A precursor to the artist’s use of fabricated inflatables, Jeff Koons’s Soccerball (Molten) is a seminal bronze from his iconic Equilibrium series. As Koons explains “inflatables, of course, are metaphors for people and they are metaphors of life and optimism for me” (Jeff Koons in conversation with Ruth Lopex, in: Chicago Magazine, June 2008, online). At once aesthetically alluring and meticulously fabricated, this sculpture speaks to the very heart of Koons’ relationship with inflatables. Koons came to public attention with his 1985 show Equilibrium at International with Monument Gallery in New York. This solo exhibition debuted his first bronze sculptures, an array of Nike posters, and the now-famous Equilibrium Tanks, which contain basketballs floating miraculously in water-filled fish tanks. Writing about the series Daniela Salvioni aptly states that “Koons manipulates objects into metaphorical embodiments of society’s dysfunctions. This poetics of objects recalls Jasper Johns’ cast-bronze beer cans, in which an ordinary object becomes endowed with a surplus of meaning, and the surrealist tactic of juxtaposing unexpected elements, as in Meret Oppenheim’s fur-covered teacup” (Daniela Salvioni, ‘Jeff Koons’s Poetics of Class’, in: Exh. Cat., San Francisco Museum of Modern Art, Jeff Koons, 1992, p. 20). Dealing with the broader issues of social mobility, Soccerball (Molten), and the Equilibrium series as a whole, broach the aspirational promises promoted by consumer culture – specifically those that target the under-privileged. In inner-city areas, professional sports are considered by many as the quintessential way out. Within the field of sport, ball sports such as basketball and football are the urban choice, suited to small backyards and inexpensive equipment. Koons glorified these in the present work, therefore, as tantalising and precarious metaphors for upward social mobility. The artist elaborates, “white middle-class kids have been using art the same way that other ethnic groups have been using basketball – for social mobility. You could take one of those basketball stars, Dr. Dunkenstein, or the Secretary of Defense, and one could have been me, or Baselitz, or whoever” (Angelika Muthesius, Jeff Koons, Cologne 1992, p. 19).
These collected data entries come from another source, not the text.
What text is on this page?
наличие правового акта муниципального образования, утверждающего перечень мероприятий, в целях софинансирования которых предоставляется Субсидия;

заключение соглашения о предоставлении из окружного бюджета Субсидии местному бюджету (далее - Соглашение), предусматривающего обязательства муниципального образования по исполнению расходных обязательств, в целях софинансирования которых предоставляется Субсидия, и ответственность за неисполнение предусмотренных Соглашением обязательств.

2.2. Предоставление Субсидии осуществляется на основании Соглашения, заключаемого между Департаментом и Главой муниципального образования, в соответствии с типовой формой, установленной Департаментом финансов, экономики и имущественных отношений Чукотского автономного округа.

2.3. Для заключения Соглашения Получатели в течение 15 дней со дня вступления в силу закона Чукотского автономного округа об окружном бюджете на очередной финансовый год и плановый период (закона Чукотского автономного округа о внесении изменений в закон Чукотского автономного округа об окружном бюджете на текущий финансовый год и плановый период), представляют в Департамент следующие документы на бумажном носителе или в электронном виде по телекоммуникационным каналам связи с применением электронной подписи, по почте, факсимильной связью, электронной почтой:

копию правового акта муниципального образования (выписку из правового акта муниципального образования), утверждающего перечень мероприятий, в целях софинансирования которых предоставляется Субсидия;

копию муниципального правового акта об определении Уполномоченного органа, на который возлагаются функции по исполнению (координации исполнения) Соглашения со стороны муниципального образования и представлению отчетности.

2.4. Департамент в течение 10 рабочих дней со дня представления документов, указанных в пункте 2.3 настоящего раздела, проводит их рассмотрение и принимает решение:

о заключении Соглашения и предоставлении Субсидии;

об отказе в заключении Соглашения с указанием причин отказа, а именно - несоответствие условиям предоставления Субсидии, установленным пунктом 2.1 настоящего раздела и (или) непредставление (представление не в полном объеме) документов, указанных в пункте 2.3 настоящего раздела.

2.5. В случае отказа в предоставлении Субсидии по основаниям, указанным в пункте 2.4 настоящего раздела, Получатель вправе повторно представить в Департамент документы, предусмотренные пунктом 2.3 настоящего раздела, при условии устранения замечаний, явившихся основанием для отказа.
Impossibility and unsustainability are essential themes in the Koons’ Equilibrium series, and Soccerball (Molten) embodies these themes with undeniable sprezzatura. The meticulous cast and the rich colour of bronze arouse our curiosity and create a unique viewing sensation that is simultaneously solemn and buoyant, exciting and somber. Simultaneously, Soccerball (Molten) operates intellectually by allowing us to question, through the medium of sculpture, the act of preservation. Koons’ attempts to render all of the objects in his Equilibrium series useless. This is the state of equilibrium or balance toward which the entire Equilibrium series aspires, as the artwork is harmonised for the present, existing in stasis, almost inaccessible.